Dans les sociétés traditionnelles, les jeunes ne sont pas jeunes si l’on peut dire car ce qui fonde pour nous la spécificité et la légitimité de leur statut social, le fait qu’ils incarnent le changement et le progrès, n’est pas reconnu dans ces sociétés. Celles-ci privilégient au contraire le legs du passé, s’organisent à le perpétuer et à contenir ce qui pourrait le transformer.

Pour ce faire, elles intègrent les jeunes à un ordre auquel ils doivent se soumettre, ordre qui s’étend à la majeure partie de la vie individuelle, et les subordonnent aux adultes, adultes qui incarnent cet ordre social, le leur transmettent et veillent à ce qu’ils le respectent. En contrepartie, les jeunes remplissent certains rôles, occupent ces statuts, reçoivent une reconnaissance sociale et une identité.

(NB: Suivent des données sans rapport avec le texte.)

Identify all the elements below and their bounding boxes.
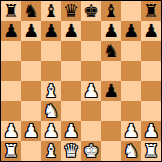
white-pawn[interactable]: ♟: [3, 121, 19, 141]
black-pawn[interactable]: ♟: [103, 81, 119, 101]
white-pawn[interactable]: ♟: [43, 121, 59, 141]
white-pawn[interactable]: ♟: [143, 121, 159, 141]
square-b5[interactable]: [21, 61, 41, 81]
square-c4[interactable]: ♝: [41, 81, 61, 101]
square-c7[interactable]: ♟: [41, 21, 61, 41]
white-pawn[interactable]: ♟: [123, 121, 139, 141]
square-f6[interactable]: ♞: [101, 41, 121, 61]
white-bishop[interactable]: ♝: [43, 141, 59, 161]
square-h3[interactable]: [141, 101, 161, 121]
square-b7[interactable]: ♟: [21, 21, 41, 41]
black-knight[interactable]: ♞: [23, 1, 39, 21]
black-rook[interactable]: ♜: [143, 1, 159, 21]
square-e2[interactable]: [81, 121, 101, 141]
square-a8[interactable]: ♜: [1, 1, 21, 21]
square-a3[interactable]: [1, 101, 21, 121]
white-queen[interactable]: ♛: [63, 141, 79, 161]
black-queen[interactable]: ♛: [63, 1, 79, 21]
black-knight[interactable]: ♞: [103, 41, 119, 61]
square-h7[interactable]: ♟: [141, 21, 161, 41]
square-g7[interactable]: ♟: [121, 21, 141, 41]
square-f4[interactable]: ♟: [101, 81, 121, 101]
square-a5[interactable]: [1, 61, 21, 81]
square-a7[interactable]: ♟: [1, 21, 21, 41]
chess-board: ♜♞♝♛♚♝♜♟♟♟♟♟♟♟♞♝♟♟♞♟♟♟♟♟♟♜♝♛♚♞♜: [0, 0, 162, 162]
square-d8[interactable]: ♛: [61, 1, 81, 21]
black-king[interactable]: ♚: [83, 1, 99, 21]
white-pawn[interactable]: ♟: [83, 81, 99, 101]
white-rook[interactable]: ♜: [143, 141, 159, 161]
square-d7[interactable]: ♟: [61, 21, 81, 41]
square-g8[interactable]: [121, 1, 141, 21]
square-e3[interactable]: [81, 101, 101, 121]
square-e7[interactable]: [81, 21, 101, 41]
square-a6[interactable]: [1, 41, 21, 61]
square-f7[interactable]: ♟: [101, 21, 121, 41]
white-pawn[interactable]: ♟: [63, 121, 79, 141]
black-pawn[interactable]: ♟: [143, 21, 159, 41]
square-c1[interactable]: ♝: [41, 141, 61, 161]
square-g4[interactable]: [121, 81, 141, 101]
square-f2[interactable]: [101, 121, 121, 141]
white-bishop[interactable]: ♝: [43, 81, 59, 101]
black-pawn[interactable]: ♟: [3, 21, 19, 41]
black-pawn[interactable]: ♟: [123, 21, 139, 41]
square-b6[interactable]: [21, 41, 41, 61]
square-d5[interactable]: [61, 61, 81, 81]
square-b3[interactable]: [21, 101, 41, 121]
square-e8[interactable]: ♚: [81, 1, 101, 21]
square-g5[interactable]: [121, 61, 141, 81]
square-b8[interactable]: ♞: [21, 1, 41, 21]
white-knight[interactable]: ♞: [123, 141, 139, 161]
square-b1[interactable]: [21, 141, 41, 161]
square-c5[interactable]: [41, 61, 61, 81]
black-pawn[interactable]: ♟: [23, 21, 39, 41]
square-d3[interactable]: [61, 101, 81, 121]
square-a2[interactable]: ♟: [1, 121, 21, 141]
square-b2[interactable]: ♟: [21, 121, 41, 141]
square-f5[interactable]: [101, 61, 121, 81]
square-d6[interactable]: [61, 41, 81, 61]
white-knight[interactable]: ♞: [43, 101, 59, 121]
square-c8[interactable]: ♝: [41, 1, 61, 21]
square-b4[interactable]: [21, 81, 41, 101]
white-pawn[interactable]: ♟: [23, 121, 39, 141]
square-d1[interactable]: ♛: [61, 141, 81, 161]
square-e5[interactable]: [81, 61, 101, 81]
square-h4[interactable]: [141, 81, 161, 101]
square-g3[interactable]: [121, 101, 141, 121]
square-h1[interactable]: ♜: [141, 141, 161, 161]
square-f3[interactable]: [101, 101, 121, 121]
square-h5[interactable]: [141, 61, 161, 81]
square-d2[interactable]: ♟: [61, 121, 81, 141]
square-f8[interactable]: ♝: [101, 1, 121, 21]
square-e4[interactable]: ♟: [81, 81, 101, 101]
square-c3[interactable]: ♞: [41, 101, 61, 121]
square-c2[interactable]: ♟: [41, 121, 61, 141]
black-pawn[interactable]: ♟: [43, 21, 59, 41]
chess-app: ♜♞♝♛♚♝♜♟♟♟♟♟♟♟♞♝♟♟♞♟♟♟♟♟♟♜♝♛♚♞♜: [0, 0, 162, 162]
white-king[interactable]: ♚: [83, 141, 99, 161]
square-e1[interactable]: ♚: [81, 141, 101, 161]
square-d4[interactable]: [61, 81, 81, 101]
square-e6[interactable]: [81, 41, 101, 61]
square-h6[interactable]: [141, 41, 161, 61]
square-f1[interactable]: [101, 141, 121, 161]
black-pawn[interactable]: ♟: [103, 21, 119, 41]
square-h8[interactable]: ♜: [141, 1, 161, 21]
black-bishop[interactable]: ♝: [103, 1, 119, 21]
square-h2[interactable]: ♟: [141, 121, 161, 141]
square-g6[interactable]: [121, 41, 141, 61]
square-c6[interactable]: [41, 41, 61, 61]
square-g2[interactable]: ♟: [121, 121, 141, 141]
square-g1[interactable]: ♞: [121, 141, 141, 161]
white-rook[interactable]: ♜: [3, 141, 19, 161]
square-a1[interactable]: ♜: [1, 141, 21, 161]
black-rook[interactable]: ♜: [3, 1, 19, 21]
black-bishop[interactable]: ♝: [43, 1, 59, 21]
square-a4[interactable]: [1, 81, 21, 101]
black-pawn[interactable]: ♟: [63, 21, 79, 41]
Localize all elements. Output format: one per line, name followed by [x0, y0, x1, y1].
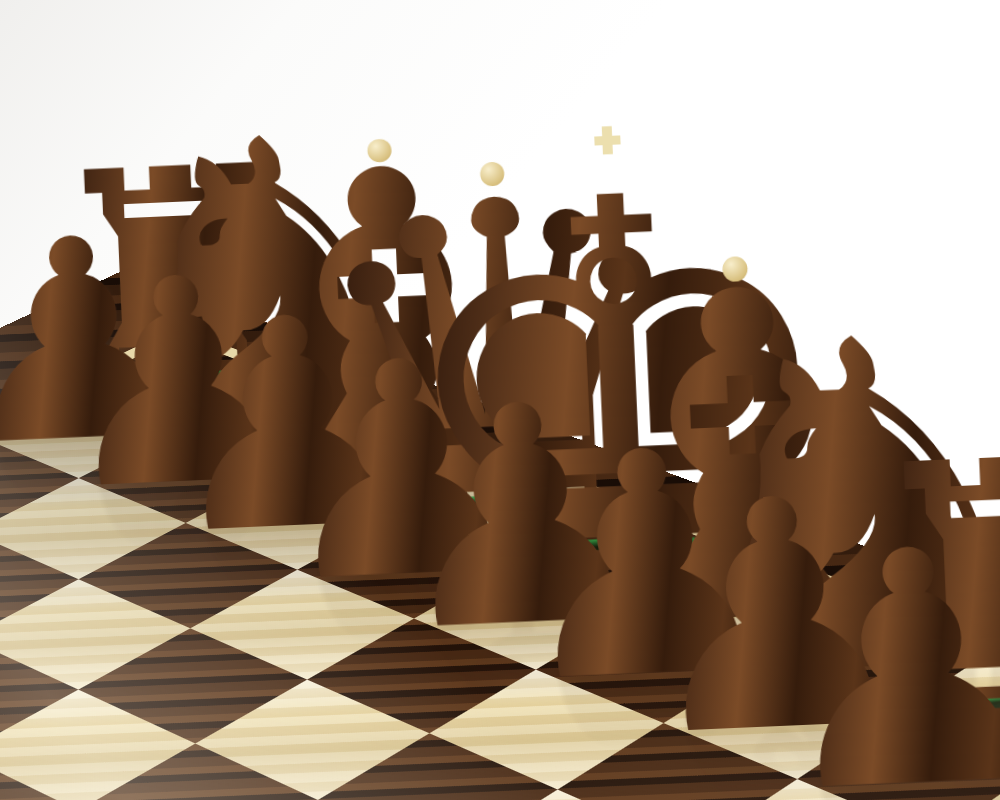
pawn-icon: ♟	[761, 504, 1000, 800]
king-cross-finial	[602, 126, 612, 155]
pieces-layer: ♜♜♞♞♝♝♛♛♚♚♝♝♞♞♜♜♟♟♟♟♟♟♟♟♟♟♟♟♟♟♟♟	[0, 0, 1000, 800]
camera-roll-wrapper: ♜♜♞♞♝♝♛♛♚♚♝♝♞♞♜♜♟♟♟♟♟♟♟♟♟♟♟♟♟♟♟♟	[0, 0, 1000, 800]
piece-black-pawn-h7[interactable]: ♟♟	[761, 504, 1000, 800]
chess-set-photo: ♜♜♞♞♝♝♛♛♚♚♝♝♞♞♜♜♟♟♟♟♟♟♟♟♟♟♟♟♟♟♟♟	[0, 0, 1000, 800]
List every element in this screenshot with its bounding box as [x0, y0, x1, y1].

C’est dans la seconde moitié du 18ème siècle qu’apparaît la jeunesse au sens où nous l’entendons et que commence sa phase d’émancipation et d’autonomisation. C’est la réorientation de nos nations européennes en fonction d’un avenir supposé meilleur que le passé et non plus de la tradition qui donne une valeur et un statut inédits à la jeunesse, faisant d’elle l’incarnation par excellence du changement. Toutefois, ces nouvelles conditions sociales n’affectent à cette époque que les enfants de l’aristocratie et de la haute bourgeoisie car la majorité des jeunes est maintenue au travail précoce via la révolution industrielle qui a lieu simultanément.

La révolte adolescente

Il faut attendre la seconde moitié du 19ème siècle pour que les classes moyennes et supérieures commencent à prolonger la période de dépendance de leurs enfants, les conservant à domicile, les retirant du monde du travail et les obligeant à aller à l’école, leur interdisant des conduites précoces qui leur étaient autrefois accessibles telles que la consommation d’alcool, les plaisirs sexuels, la fréquentation du sexe opposé, etc. Les jeunes sont ainsi mis en attente dans un état de dépendance et un statut infantilisant de plus en plus longs. C’est ce statut social inédit que découvre la psychologie naissante aux environs de 1900 et dont elle fait un stade universellement répandu du développement psychique : l’adolescence.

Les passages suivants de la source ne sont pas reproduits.